Mas não só isso. Todos os réus da Ação Penal 470 são inocentes dos
crimes principais que lhes são imputados: o uso de dinheiro público
(peculato), formação de quadrilha e compra de apoio político.
Não houve dinheiro público. Leiam o Regulamento do Fundo Visanet. Neste link,
vocês poderão ver as contradições gritantes da denúncia, o que lhes dá
um grande motivo para pedir vistas, analisar novamente o documento e
verificar que a classificação dos recursos do Visanet como “públicos”
foi um erro grosseiro. Todos os documentos provam o contrário. Não é
lícito a nenhum magistrado julgar à revelia do que dizem os autos.
Este erro será cobrado dos senhores. Não fiquem achando que terão a
proteção da mídia eternamente. Nós acompanhamos o julgamento. Nós vimos
os erros cometidos por vossas excelências. O regulamento da Visanet não é
citado no voto de nenhum juiz, o que é um absurdo, visto que se trata
do documento mais importante para se provar ou não o caráter público dos
recursos.
Outro motivo para vossas excelências pedirem visto é a existência do Inquérito 2474.

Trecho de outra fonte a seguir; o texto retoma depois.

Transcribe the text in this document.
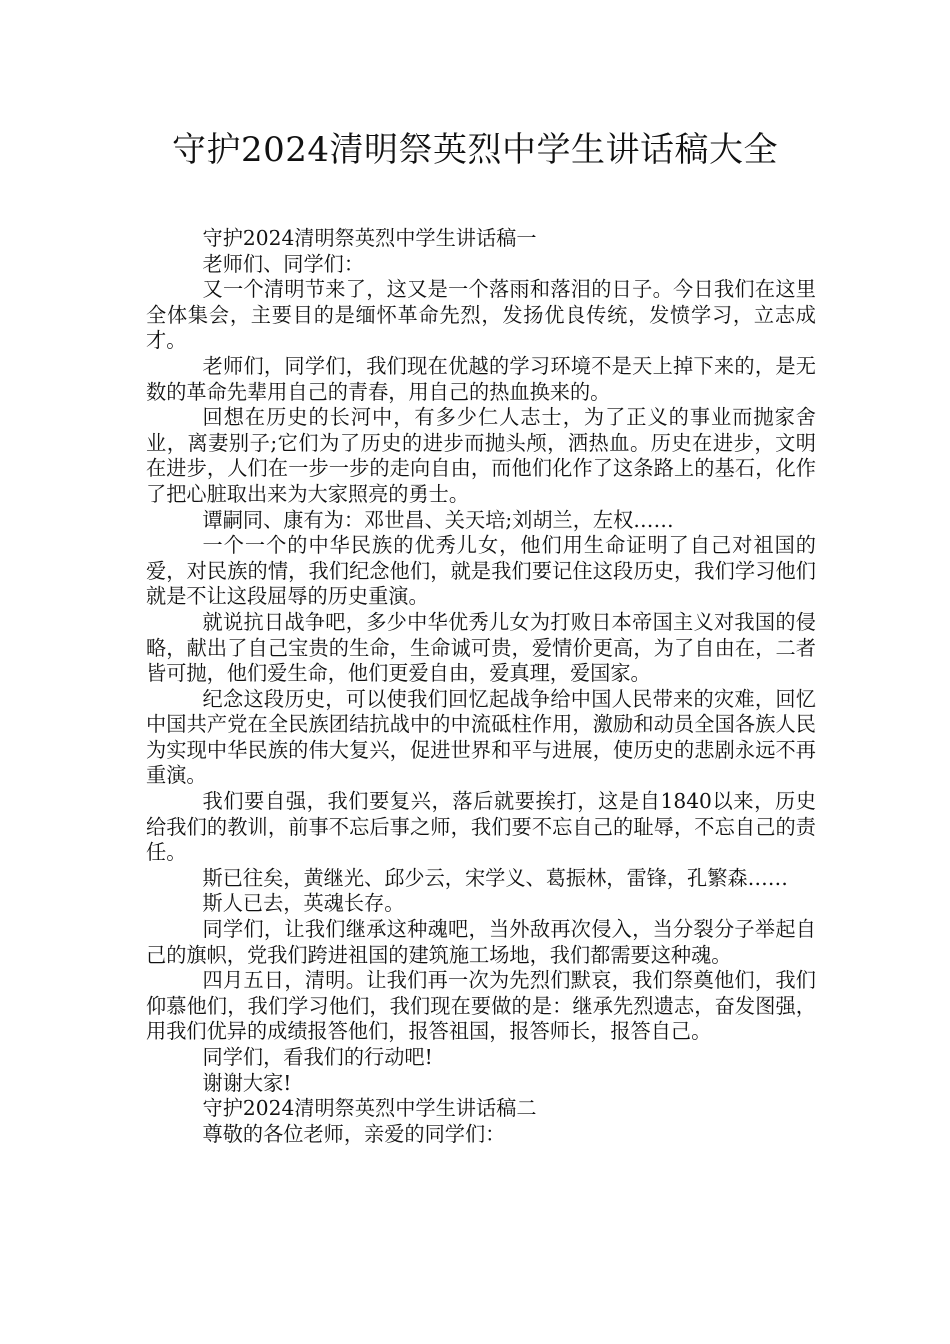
守护2024清明祭英烈中学生讲话稿大全

守护2024清明祭英烈中学生讲话稿一

老师们、同学们：

又一个清明节来了，这又是一个落雨和落泪的日子。今日我们在这里全体集会，主要目的是缅怀革命先烈，发扬优良传统，发愤学习，立志成才。

老师们，同学们，我们现在优越的学习环境不是天上掉下来的，是无数的革命先辈用自己的青春，用自己的热血换来的。

回想在历史的长河中，有多少仁人志士，为了正义的事业而抛家舍业，离妻别子;它们为了历史的进步而抛头颅，洒热血。历史在进步，文明在进步，人们在一步一步的走向自由，而他们化作了这条路上的基石，化作了把心脏取出来为大家照亮的勇士。

谭嗣同、康有为：邓世昌、关天培;刘胡兰，左权……

一个一个的中华民族的优秀儿女，他们用生命证明了自己对祖国的爱，对民族的情，我们纪念他们，就是我们要记住这段历史，我们学习他们就是不让这段屈辱的历史重演。

就说抗日战争吧，多少中华优秀儿女为打败日本帝国主义对我国的侵略，献出了自己宝贵的生命，生命诚可贵，爱情价更高，为了自由在，二者皆可抛，他们爱生命，他们更爱自由，爱真理，爱国家。

纪念这段历史，可以使我们回忆起战争给中国人民带来的灾难，回忆中国共产党在全民族团结抗战中的中流砥柱作用，激励和动员全国各族人民为实现中华民族的伟大复兴，促进世界和平与进展，使历史的悲剧永远不再重演。

我们要自强，我们要复兴，落后就要挨打，这是自1840以来，历史给我们的教训，前事不忘后事之师，我们要不忘自己的耻辱，不忘自己的责任。

斯已往矣，黄继光、邱少云，宋学义、葛振林，雷锋，孔繁森……

斯人已去，英魂长存。

同学们，让我们继承这种魂吧，当外敌再次侵入，当分裂分子举起自己的旗帜，党我们跨进祖国的建筑施工场地，我们都需要这种魂。

四月五日，清明。让我们再一次为先烈们默哀，我们祭奠他们，我们仰慕他们，我们学习他们，我们现在要做的是：继承先烈遗志，奋发图强，用我们优异的成绩报答他们，报答祖国，报答师长，报答自己。

同学们，看我们的行动吧!

谢谢大家!

守护2024清明祭英烈中学生讲话稿二

尊敬的各位老师，亲爱的同学们：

Vocês já o examinaram? Lá constam documentos que podem fornecer uma
série de esclarecimentos à Ação Penal 470, mas Joaquim Barbosa
astutamente o manteve em sigilo, inclusive de seus colegas juízes.
A Constituição Federal, no artigo 5, parágrafo 60, diz que “a lei só
poderá restringir a publicidade de atos processuais quando a defesa da
intimidade ou o interesse social o exigirem”.
A publicização do Inquérito 2474 não fere intimidade
de ninguém, nem interesse social; ao contrário, mantê-lo em sigilo é
que fere o interesse social, pois prejudicou enormemente o
esclarecimento da opinião pública sobre os acontecimentos.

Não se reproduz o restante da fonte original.